The "load average" is reported by pcp-uptime, pcp-atop, etc. and the PCP metric kernel.all.load.

Using pcp-uptime to display historical uptime and load average measures.


$ source /etc/pcp.conf
$ tar xzf $PCP_DEMOS_DIR/tutorials/cpuperf.tgz

$ pcp --origin 'Tuesday 4:30pm' --archive cpuperf/system -z uptime
 16:30:07 up  5:15, 11 users,  load average: 1.59, 1.54, 1.23

The load average is an indirect measure of the demand for CPU resources. It is calculated using the previous load average (load) the sum of the currently runnable processes (nr_active), and an exponential dampening expression, e.g. for the "1 minute" average, the expression is:

load = exp(-5/60) * load + (1 - exp(-5/60)) * nr_active

The three load averages use different exponential constants and are all re-computed every 5 seconds.
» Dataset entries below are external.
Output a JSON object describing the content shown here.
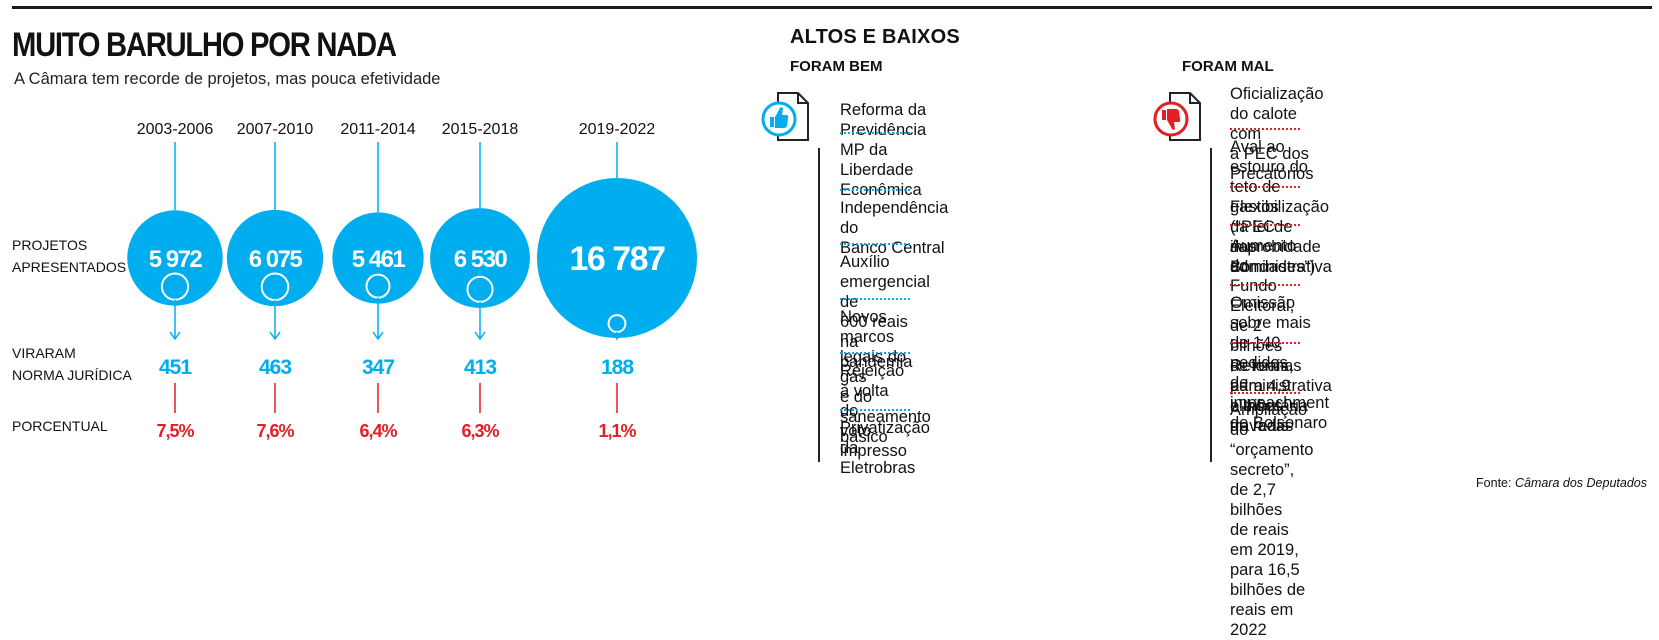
{
  "title": "MUITO BARULHO POR NADA",
  "subtitle": "A Câmara tem recorde de projetos, mas pouca efetividade",
  "chart_data": {
    "type": "bubble",
    "categories": [
      "2003-2006",
      "2007-2010",
      "2011-2014",
      "2015-2018",
      "2019-2022"
    ],
    "row_labels": {
      "presented": "PROJETOS\nAPRESENTADOS",
      "enacted": "VIRARAM\nNORMA JURÍDICA",
      "percent": "PORCENTUAL"
    },
    "presented": [
      5972,
      6075,
      5461,
      6530,
      16787
    ],
    "presented_labels": [
      "5 972",
      "6 075",
      "5 461",
      "6 530",
      "16 787"
    ],
    "enacted": [
      451,
      463,
      347,
      413,
      188
    ],
    "enacted_labels": [
      "451",
      "463",
      "347",
      "413",
      "188"
    ],
    "percent": [
      7.5,
      7.6,
      6.4,
      6.3,
      1.1
    ],
    "percent_labels": [
      "7,5%",
      "7,6%",
      "6,4%",
      "6,3%",
      "1,1%"
    ],
    "colors": {
      "bubble": "#00aeef",
      "enacted": "#00aeef",
      "percent": "#e31e24",
      "line_top": "#00aeef",
      "line_bottom": "#e31e24"
    }
  },
  "highs_lows": {
    "title": "ALTOS E BAIXOS",
    "good": {
      "label": "FORAM BEM",
      "icon": "thumbs-up-icon",
      "color": "#00aeef",
      "items": [
        "Reforma da Previdência",
        "MP da Liberdade\nEconômica",
        "Independência do\nBanco Central",
        "Auxílio emergencial de\n600 reais na pandemia",
        "Novos marcos legais do gás\ne do saneamento básico",
        "Rejeição à volta do\nvoto impresso",
        "Privatização da Eletrobras"
      ]
    },
    "bad": {
      "label": "FORAM MAL",
      "icon": "thumbs-down-icon",
      "color": "#e31e24",
      "items": [
        "Oficialização do calote com\na PEC dos Precatórios",
        "Aval ao estouro do teto de gastos (“PEC\ndas Bondades”)",
        "Flexibilização da lei de improbidade administrativa",
        "Aumento do Fundo Eleitoral, de 2 bilhões\nde reais, para 4,9 bilhões de reais",
        "Omissão sobre mais de 140 pedidos\nde impeachment de Bolsonaro",
        "Reformas administrativa e tributária travadas",
        "Ampliação do “orçamento secreto”, de 2,7 bilhões\nde reais em 2019, para 16,5 bilhões de reais em 2022"
      ]
    }
  },
  "source": {
    "prefix": "Fonte: ",
    "name": "Câmara dos Deputados"
  }
}
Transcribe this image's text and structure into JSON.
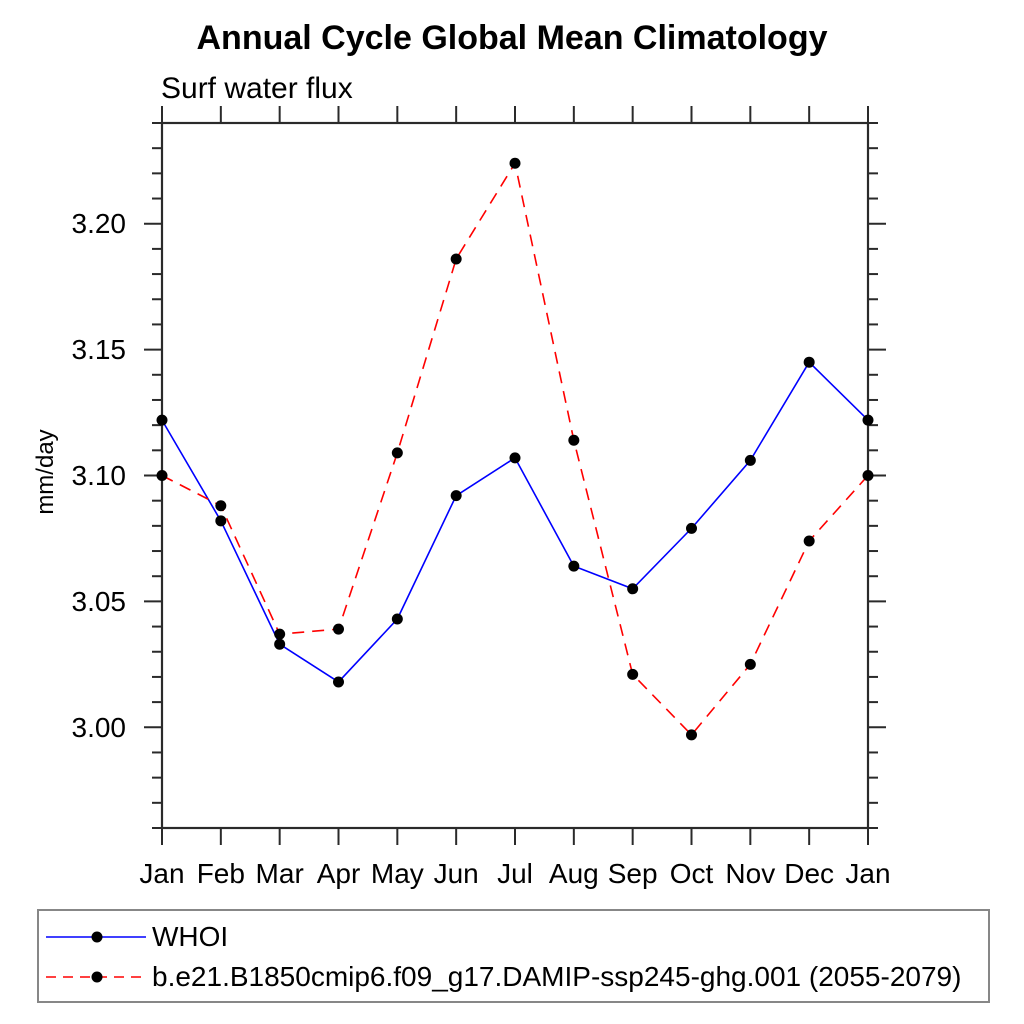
{
  "chart_data": {
    "type": "line",
    "title": "Annual Cycle Global Mean Climatology",
    "subtitle": "Surf water flux",
    "ylabel": "mm/day",
    "xlabel": "",
    "categories": [
      "Jan",
      "Feb",
      "Mar",
      "Apr",
      "May",
      "Jun",
      "Jul",
      "Aug",
      "Sep",
      "Oct",
      "Nov",
      "Dec",
      "Jan"
    ],
    "ylim": [
      2.96,
      3.24
    ],
    "yticks_major": [
      3.0,
      3.05,
      3.1,
      3.15,
      3.2
    ],
    "ytick_labels": [
      "3.00",
      "3.05",
      "3.10",
      "3.15",
      "3.20"
    ],
    "y_minor_step": 0.01,
    "grid": false,
    "legend_position": "bottom-left-box",
    "series": [
      {
        "name": "WHOI",
        "color": "#0000ff",
        "style": "solid",
        "marker": "filled-circle",
        "marker_color": "#000000",
        "values": [
          3.122,
          3.082,
          3.033,
          3.018,
          3.043,
          3.092,
          3.107,
          3.064,
          3.055,
          3.079,
          3.106,
          3.145,
          3.122
        ]
      },
      {
        "name": "b.e21.B1850cmip6.f09_g17.DAMIP-ssp245-ghg.001 (2055-2079)",
        "color": "#ff0000",
        "style": "dashed",
        "marker": "filled-circle",
        "marker_color": "#000000",
        "values": [
          3.1,
          3.088,
          3.037,
          3.039,
          3.109,
          3.186,
          3.224,
          3.114,
          3.021,
          2.997,
          3.025,
          3.074,
          3.1
        ]
      }
    ]
  },
  "colors": {
    "background": "#ffffff",
    "axis": "#2a2a2a",
    "text": "#000000",
    "series_blue": "#0000ff",
    "series_red": "#ff0000",
    "marker": "#000000"
  }
}
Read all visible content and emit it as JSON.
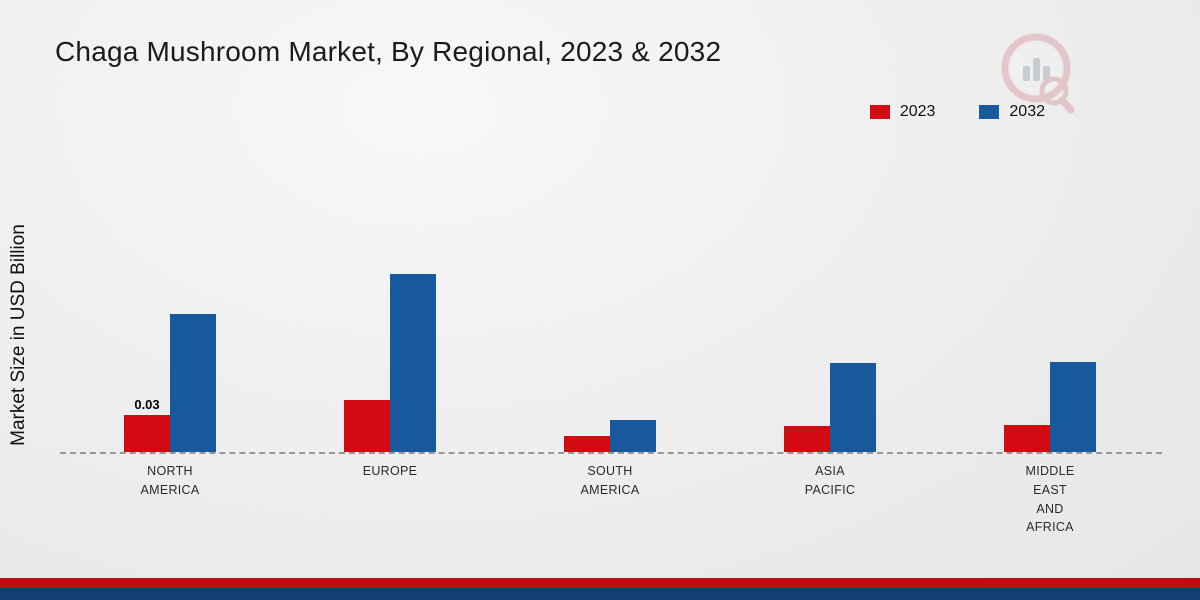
{
  "page": {
    "title": "Chaga Mushroom Market, By Regional, 2023 & 2032"
  },
  "colors": {
    "series_2023": "#d20a11",
    "series_2032": "#17599c",
    "bottom_stripe_red": "#c20b10",
    "bottom_stripe_navy": "#123e73",
    "baseline": "#979797"
  },
  "chart_data": {
    "type": "bar",
    "title": "Chaga Mushroom Market, By Regional, 2023 & 2032",
    "xlabel": "",
    "ylabel": "Market Size in USD Billion",
    "ylim": [
      0,
      0.15
    ],
    "grid": false,
    "legend_position": "top-right",
    "categories": [
      "NORTH AMERICA",
      "EUROPE",
      "SOUTH AMERICA",
      "ASIA PACIFIC",
      "MIDDLE EAST AND AFRICA"
    ],
    "category_lines": [
      [
        "NORTH",
        "AMERICA"
      ],
      [
        "EUROPE"
      ],
      [
        "SOUTH",
        "AMERICA"
      ],
      [
        "ASIA",
        "PACIFIC"
      ],
      [
        "MIDDLE",
        "EAST",
        "AND",
        "AFRICA"
      ]
    ],
    "series": [
      {
        "name": "2023",
        "color": "#d20a11",
        "values": [
          0.03,
          0.042,
          0.013,
          0.021,
          0.022
        ],
        "data_labels": [
          "0.03",
          "",
          "",
          "",
          ""
        ]
      },
      {
        "name": "2032",
        "color": "#17599c",
        "values": [
          0.112,
          0.144,
          0.026,
          0.072,
          0.073
        ],
        "data_labels": [
          "",
          "",
          "",
          "",
          ""
        ]
      }
    ]
  }
}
On Linux, nr_active is computed as the sum across all processors (i.e. using per-CPU counters) of the number of running tasks and the number of uninterruptible tasks.

Note that the "run queue length" (reported by the -q option of sar) uses the aggregation across all processors of the number of running tasks only (does not include uninterruptible tasks). This is the kernel.all.runnable PCP metric.